Driven West: Andrew Jackson and the Trail of Tears to the Civil War


A.J. Langguth - 2010
    After the War of 1812, President Andrew Jackson and his successors led the country to its manifest destiny across the continent. But that expansion unleashed new regional hostilities that led inexorably to Civil War. The earliest victims were the Cherokees and other tribes of the southeast who had lived and prospered for centuries on land that became Alabama, Mississippi, and Georgia. Jackson, who had first gained fame as an Indian fighter, decreed that the Cherokees be forcibly removed from their rich cotton fields to make way for an exploding white population. His policy set off angry debates in Congress and protests from such celebrated Northern writers as Ralph Waldo Emerson. Southern slave owners saw that defense of the Cherokees as linked to a growing abolitionist movement. They understood that the protests would not end with protecting a few Indian tribes. Langguth tells the dramatic story of the desperate fate of the Cherokees as they were driven out of Georgia at bayonet point by U.S. Army forces led by General Winfield Scott. At the center of the story are the American statesmen of the day—Henry Clay, John Quincy Adams, John C. Calhoun—and those Cherokee leaders who tried to save their people—Major Ridge, John Ridge, Elias Boudinot, and John Ross. Driven West presents wrenching firsthand accounts of the forced march across the Mississippi along a path of misery and death that the Cherokees called the Trail of Tears. Survivors reached the distant Oklahoma territory that Jackson had marked out for them, only to find that the bloodiest days of their ordeal still awaited them. In time, the fierce national collision set off by Jackson’s Indian policy would encompass the Mexican War, the bloody frontier wars over the expansion of slavery, the doctrines of nullification and secession, and, finally, the Civil War itself.

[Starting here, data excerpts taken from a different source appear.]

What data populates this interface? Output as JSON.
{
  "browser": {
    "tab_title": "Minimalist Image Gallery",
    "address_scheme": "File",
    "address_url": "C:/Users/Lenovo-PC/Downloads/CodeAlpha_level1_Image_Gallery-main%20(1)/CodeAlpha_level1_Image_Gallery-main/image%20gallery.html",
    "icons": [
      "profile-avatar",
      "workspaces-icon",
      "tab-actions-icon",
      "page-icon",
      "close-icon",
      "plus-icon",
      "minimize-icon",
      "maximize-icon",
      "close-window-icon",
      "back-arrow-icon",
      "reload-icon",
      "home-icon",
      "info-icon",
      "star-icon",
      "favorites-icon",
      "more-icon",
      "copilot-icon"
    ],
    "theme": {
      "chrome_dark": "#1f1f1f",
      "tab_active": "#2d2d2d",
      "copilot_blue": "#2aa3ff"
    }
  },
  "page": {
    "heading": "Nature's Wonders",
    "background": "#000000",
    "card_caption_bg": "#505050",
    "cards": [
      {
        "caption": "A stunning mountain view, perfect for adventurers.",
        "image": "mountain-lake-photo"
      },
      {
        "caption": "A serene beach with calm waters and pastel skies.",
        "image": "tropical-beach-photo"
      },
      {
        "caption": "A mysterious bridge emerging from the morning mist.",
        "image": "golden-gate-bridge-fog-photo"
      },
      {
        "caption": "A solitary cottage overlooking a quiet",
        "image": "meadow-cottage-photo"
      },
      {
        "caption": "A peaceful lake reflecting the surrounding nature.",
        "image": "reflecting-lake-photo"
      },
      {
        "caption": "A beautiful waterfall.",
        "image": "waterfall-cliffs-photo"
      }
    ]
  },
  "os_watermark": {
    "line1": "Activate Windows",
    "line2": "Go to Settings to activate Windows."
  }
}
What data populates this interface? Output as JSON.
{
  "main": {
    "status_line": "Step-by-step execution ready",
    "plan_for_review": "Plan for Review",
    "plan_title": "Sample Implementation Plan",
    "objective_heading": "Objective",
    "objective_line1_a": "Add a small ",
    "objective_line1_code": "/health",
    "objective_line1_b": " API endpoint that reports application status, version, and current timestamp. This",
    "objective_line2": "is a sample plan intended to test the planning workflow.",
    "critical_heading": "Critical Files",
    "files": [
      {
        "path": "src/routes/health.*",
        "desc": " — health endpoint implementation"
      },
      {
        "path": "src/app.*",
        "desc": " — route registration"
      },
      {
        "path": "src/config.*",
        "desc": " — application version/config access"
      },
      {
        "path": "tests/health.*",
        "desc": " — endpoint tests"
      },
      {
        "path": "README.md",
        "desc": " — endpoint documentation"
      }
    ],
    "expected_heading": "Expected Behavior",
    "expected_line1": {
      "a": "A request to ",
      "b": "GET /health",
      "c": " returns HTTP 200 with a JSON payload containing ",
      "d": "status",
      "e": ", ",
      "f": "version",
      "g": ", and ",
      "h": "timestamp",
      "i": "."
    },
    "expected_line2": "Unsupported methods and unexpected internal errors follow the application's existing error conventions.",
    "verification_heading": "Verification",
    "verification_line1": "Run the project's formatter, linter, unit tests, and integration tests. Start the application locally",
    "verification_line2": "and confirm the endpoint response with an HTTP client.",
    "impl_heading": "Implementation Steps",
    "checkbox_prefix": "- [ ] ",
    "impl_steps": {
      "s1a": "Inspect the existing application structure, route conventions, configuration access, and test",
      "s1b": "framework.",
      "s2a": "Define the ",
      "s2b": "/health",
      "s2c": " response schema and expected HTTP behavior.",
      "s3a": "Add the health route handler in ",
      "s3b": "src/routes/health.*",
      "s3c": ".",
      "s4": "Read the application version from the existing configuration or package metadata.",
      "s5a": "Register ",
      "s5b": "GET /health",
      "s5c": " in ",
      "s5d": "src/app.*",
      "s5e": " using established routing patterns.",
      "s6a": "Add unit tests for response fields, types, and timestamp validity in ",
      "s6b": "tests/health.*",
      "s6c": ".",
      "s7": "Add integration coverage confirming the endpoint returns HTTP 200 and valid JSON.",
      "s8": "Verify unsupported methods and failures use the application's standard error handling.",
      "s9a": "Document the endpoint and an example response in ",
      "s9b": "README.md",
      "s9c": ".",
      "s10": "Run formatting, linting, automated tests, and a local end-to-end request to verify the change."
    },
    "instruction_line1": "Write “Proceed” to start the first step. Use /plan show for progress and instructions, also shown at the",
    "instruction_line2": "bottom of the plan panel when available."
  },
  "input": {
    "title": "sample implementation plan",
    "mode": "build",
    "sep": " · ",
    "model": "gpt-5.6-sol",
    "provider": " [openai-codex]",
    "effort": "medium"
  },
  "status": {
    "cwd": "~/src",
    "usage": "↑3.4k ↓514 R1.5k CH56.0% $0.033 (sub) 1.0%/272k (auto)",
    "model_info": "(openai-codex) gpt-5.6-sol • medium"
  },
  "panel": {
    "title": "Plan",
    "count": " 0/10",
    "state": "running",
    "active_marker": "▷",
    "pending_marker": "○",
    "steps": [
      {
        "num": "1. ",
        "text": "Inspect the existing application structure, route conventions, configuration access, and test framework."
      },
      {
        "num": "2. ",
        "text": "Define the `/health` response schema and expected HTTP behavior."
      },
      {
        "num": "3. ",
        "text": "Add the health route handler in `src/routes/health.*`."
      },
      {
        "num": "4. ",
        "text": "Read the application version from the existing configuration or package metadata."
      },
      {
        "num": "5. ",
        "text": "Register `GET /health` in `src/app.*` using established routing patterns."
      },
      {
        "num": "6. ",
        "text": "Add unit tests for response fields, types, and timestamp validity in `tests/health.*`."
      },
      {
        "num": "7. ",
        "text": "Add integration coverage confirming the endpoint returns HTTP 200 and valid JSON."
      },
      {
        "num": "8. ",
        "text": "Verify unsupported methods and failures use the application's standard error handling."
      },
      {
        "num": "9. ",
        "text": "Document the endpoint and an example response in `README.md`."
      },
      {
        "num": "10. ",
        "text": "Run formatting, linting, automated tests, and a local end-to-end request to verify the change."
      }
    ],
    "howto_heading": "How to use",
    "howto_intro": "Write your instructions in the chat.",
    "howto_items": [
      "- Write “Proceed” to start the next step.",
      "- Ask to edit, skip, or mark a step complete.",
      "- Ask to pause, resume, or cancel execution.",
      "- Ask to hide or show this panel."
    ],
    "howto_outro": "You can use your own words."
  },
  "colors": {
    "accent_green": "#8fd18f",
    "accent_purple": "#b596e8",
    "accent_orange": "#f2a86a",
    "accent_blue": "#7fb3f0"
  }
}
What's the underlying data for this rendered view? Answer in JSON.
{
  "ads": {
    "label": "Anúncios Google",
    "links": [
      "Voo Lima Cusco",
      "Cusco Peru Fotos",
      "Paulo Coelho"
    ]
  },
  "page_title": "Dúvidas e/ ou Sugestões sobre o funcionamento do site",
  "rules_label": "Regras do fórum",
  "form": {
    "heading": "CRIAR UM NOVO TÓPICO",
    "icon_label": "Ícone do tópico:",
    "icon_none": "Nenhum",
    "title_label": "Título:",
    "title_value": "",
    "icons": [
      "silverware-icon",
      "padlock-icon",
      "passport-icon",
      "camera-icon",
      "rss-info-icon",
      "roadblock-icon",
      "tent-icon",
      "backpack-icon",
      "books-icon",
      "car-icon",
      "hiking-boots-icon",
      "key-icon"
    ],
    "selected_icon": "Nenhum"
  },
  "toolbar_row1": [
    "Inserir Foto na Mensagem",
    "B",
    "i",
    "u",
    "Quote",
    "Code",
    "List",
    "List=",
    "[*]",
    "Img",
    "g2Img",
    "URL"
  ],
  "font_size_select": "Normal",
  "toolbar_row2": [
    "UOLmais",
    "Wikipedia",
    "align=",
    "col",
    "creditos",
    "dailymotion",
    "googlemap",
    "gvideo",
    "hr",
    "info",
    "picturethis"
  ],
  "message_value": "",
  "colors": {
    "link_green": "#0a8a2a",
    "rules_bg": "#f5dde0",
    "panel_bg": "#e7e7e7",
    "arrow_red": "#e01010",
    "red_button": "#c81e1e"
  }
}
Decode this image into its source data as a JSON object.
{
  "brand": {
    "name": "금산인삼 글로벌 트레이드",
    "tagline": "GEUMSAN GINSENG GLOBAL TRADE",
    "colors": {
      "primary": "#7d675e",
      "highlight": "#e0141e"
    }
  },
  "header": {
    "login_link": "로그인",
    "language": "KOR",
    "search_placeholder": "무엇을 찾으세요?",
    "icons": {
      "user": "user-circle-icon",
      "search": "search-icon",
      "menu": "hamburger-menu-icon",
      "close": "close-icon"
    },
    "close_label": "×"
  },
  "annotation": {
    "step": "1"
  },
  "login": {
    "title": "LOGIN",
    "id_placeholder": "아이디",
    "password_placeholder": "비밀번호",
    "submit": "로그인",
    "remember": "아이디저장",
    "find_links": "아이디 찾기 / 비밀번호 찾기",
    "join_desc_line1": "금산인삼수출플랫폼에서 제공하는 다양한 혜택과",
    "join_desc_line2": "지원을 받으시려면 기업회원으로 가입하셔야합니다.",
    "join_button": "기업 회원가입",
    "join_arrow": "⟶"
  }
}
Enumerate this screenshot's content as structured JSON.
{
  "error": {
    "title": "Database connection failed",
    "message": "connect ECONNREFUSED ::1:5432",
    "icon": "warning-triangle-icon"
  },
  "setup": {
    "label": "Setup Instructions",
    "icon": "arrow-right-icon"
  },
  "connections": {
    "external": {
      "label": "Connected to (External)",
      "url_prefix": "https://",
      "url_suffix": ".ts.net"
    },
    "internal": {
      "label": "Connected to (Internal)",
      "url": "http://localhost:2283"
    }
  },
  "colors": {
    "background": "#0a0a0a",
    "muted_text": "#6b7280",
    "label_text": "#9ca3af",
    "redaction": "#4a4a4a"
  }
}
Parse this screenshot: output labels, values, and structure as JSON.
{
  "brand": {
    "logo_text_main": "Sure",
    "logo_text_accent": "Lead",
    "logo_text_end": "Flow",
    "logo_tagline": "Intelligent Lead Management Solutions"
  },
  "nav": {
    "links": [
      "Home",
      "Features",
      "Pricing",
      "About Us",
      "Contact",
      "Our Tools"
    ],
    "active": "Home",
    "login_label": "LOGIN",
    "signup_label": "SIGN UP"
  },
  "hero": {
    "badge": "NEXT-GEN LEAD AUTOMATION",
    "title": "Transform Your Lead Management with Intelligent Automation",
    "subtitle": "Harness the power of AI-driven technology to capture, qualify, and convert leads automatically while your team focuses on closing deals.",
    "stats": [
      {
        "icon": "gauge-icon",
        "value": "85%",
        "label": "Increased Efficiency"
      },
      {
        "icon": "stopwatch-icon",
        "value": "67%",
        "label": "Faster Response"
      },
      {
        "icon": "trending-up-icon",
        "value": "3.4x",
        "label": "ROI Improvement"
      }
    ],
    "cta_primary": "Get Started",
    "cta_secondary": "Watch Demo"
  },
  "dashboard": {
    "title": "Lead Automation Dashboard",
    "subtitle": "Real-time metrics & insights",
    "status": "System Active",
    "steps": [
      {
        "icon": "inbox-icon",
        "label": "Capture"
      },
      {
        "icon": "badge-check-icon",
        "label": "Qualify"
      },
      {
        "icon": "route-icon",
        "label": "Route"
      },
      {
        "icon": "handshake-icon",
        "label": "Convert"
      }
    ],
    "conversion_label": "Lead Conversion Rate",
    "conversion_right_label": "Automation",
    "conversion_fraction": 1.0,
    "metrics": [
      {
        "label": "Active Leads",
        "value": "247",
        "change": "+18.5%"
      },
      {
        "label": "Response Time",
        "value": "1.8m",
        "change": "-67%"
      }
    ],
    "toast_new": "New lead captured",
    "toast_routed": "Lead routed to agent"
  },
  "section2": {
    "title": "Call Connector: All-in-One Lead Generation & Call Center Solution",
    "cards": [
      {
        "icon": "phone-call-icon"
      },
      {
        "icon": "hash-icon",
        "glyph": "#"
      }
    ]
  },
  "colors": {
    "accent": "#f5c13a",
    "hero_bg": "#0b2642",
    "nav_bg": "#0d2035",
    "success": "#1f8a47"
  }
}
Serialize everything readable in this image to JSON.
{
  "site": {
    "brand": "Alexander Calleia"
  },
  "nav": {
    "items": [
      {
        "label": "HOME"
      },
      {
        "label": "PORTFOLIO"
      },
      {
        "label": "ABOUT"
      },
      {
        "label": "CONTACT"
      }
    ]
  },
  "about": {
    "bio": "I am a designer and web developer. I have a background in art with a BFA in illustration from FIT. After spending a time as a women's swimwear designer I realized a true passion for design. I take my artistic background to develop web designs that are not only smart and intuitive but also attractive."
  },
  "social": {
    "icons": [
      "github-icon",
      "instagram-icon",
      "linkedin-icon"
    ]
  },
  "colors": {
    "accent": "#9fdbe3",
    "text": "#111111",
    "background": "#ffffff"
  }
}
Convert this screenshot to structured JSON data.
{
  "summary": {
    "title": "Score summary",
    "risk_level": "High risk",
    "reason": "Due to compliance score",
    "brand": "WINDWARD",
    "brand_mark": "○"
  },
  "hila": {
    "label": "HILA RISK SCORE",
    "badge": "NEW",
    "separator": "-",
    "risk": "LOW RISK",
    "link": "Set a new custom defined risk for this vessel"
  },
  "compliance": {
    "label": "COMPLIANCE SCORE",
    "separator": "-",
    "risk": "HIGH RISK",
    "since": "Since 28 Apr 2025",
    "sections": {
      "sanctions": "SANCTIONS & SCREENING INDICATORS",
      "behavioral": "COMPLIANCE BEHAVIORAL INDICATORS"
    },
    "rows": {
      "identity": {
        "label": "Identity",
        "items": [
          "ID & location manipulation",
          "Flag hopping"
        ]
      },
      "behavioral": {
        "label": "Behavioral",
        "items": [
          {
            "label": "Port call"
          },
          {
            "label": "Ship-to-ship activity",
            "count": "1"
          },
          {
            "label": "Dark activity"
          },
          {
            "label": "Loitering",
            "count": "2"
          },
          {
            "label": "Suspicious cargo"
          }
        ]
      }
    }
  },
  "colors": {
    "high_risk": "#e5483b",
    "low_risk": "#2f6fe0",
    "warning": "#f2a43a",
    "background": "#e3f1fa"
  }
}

In his masterly narrative of this saga, Langguth captures the idealism and betrayals of headstrong leaders as they steered a raw and vibrant nation in the rush to its destiny.

The Oregon Trail


Francis Parkman - 1849
    Detailed accounts of the hardships experienced while traveling across mountains and prairies; vibrant portraits of emigrants and Western wildlife; and vivid descriptions of Indian life and culture. A classic of American frontier literature.